Loans from the Greenfield Savings Bank, Equity Trust, the Franklin County CDC, and the Four Town Loan Fund helped the couple finance the purchase of the building and the extensive renovations required to turn the space into a state-of-the-art fermentation factory.  The commitment to sourcing locally significantly increased the cost of the renovations.  “Everything had to be bigger,” says Dan.  “Since we are processing in such large batches during the summer rather than in smaller batches throughout the year like other companies, we have to have more cold storage, more vegetable processing capacity, more barrels.”  Energy-efficient coolers and lights represent a savings both in the financial and environmental sense, and Dan hopes to install roof-top solar roof panels in the near future.

Rather than bemoan the financial challenges, Dan is hopeful.  “After ten years in business we’re starting to get to the point where we can envision a day when we are able to begin paying for materials and labor out of savings rather than having to take out more loans.  Although this is a difficult financial model, it is the only way we can create a quality product in a socially and ecologically responsible manner, and keep the price customers pay at a reasonable level.”

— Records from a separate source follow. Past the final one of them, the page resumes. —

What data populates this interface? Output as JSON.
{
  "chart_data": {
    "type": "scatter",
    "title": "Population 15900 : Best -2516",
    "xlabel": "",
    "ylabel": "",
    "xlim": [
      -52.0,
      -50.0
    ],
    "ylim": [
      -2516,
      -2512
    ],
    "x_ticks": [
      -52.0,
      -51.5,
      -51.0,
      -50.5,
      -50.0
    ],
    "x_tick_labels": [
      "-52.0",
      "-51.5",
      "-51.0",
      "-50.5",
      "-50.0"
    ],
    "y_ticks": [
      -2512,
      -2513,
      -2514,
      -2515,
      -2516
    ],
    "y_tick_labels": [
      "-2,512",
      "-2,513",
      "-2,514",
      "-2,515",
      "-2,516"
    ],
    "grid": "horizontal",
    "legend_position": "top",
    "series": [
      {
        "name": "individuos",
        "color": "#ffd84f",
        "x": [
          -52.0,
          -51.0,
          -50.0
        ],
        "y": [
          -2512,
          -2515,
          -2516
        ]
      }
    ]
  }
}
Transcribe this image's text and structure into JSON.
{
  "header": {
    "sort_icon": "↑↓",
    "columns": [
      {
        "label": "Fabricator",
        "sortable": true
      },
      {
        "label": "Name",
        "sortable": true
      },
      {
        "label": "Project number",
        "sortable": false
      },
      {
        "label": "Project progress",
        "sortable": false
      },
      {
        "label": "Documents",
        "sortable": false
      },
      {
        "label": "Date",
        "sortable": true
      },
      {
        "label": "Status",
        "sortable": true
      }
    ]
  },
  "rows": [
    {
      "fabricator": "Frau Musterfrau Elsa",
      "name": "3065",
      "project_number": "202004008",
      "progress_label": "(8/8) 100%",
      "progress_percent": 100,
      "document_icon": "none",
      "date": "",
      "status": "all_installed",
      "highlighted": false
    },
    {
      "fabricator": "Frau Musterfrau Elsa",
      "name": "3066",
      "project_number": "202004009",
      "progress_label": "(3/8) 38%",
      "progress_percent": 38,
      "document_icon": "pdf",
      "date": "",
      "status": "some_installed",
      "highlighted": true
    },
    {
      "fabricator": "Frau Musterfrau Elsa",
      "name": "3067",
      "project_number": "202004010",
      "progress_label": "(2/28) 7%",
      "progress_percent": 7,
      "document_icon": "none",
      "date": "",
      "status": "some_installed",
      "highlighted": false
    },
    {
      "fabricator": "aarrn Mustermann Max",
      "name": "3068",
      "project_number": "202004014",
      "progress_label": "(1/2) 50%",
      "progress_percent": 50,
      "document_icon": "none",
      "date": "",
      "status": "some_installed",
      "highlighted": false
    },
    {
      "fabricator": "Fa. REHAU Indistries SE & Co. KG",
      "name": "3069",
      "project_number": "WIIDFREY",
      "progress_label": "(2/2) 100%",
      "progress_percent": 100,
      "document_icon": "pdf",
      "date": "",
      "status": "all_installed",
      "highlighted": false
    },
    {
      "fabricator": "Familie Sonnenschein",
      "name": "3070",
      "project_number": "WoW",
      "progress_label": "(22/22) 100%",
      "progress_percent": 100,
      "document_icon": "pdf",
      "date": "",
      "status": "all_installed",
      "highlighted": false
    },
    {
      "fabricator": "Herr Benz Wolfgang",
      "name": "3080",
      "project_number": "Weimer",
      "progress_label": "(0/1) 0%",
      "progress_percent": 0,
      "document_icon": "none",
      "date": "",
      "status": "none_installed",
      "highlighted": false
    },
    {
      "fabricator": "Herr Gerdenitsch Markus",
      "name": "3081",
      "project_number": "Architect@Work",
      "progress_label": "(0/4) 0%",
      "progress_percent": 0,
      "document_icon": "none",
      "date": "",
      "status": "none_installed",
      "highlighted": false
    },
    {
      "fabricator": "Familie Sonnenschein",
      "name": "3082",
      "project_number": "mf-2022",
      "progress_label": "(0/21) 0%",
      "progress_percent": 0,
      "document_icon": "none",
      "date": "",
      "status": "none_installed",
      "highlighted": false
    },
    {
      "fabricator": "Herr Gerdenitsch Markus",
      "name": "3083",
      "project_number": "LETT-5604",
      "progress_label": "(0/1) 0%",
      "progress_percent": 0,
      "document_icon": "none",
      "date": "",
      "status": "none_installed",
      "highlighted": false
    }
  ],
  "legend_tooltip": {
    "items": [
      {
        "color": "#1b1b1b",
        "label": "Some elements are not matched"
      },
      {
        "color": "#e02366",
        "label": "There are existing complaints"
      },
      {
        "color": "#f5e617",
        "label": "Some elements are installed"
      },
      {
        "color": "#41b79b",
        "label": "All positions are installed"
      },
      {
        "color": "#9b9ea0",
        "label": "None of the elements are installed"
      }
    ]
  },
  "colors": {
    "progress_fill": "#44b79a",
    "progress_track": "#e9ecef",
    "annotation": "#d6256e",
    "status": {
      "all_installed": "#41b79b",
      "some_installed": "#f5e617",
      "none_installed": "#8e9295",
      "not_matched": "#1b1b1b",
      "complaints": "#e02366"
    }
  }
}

What makes it worth the extra time, money, and effort?  For Dan, it was never just about pickles.  It’s about running a business that holds itself accountable to the community and the land.  Satisfaction comes with the knowledge that what Real Pickles has become fits into a larger vision: a food system built on relationships and the well-being of people. “One of my very favorite parts of my job is talking to farmers, building those relationships,” says Dan.  “I feel like I’m part of a community of people who share similar values, who want to change our food system, who do good work to bring good food to good people.”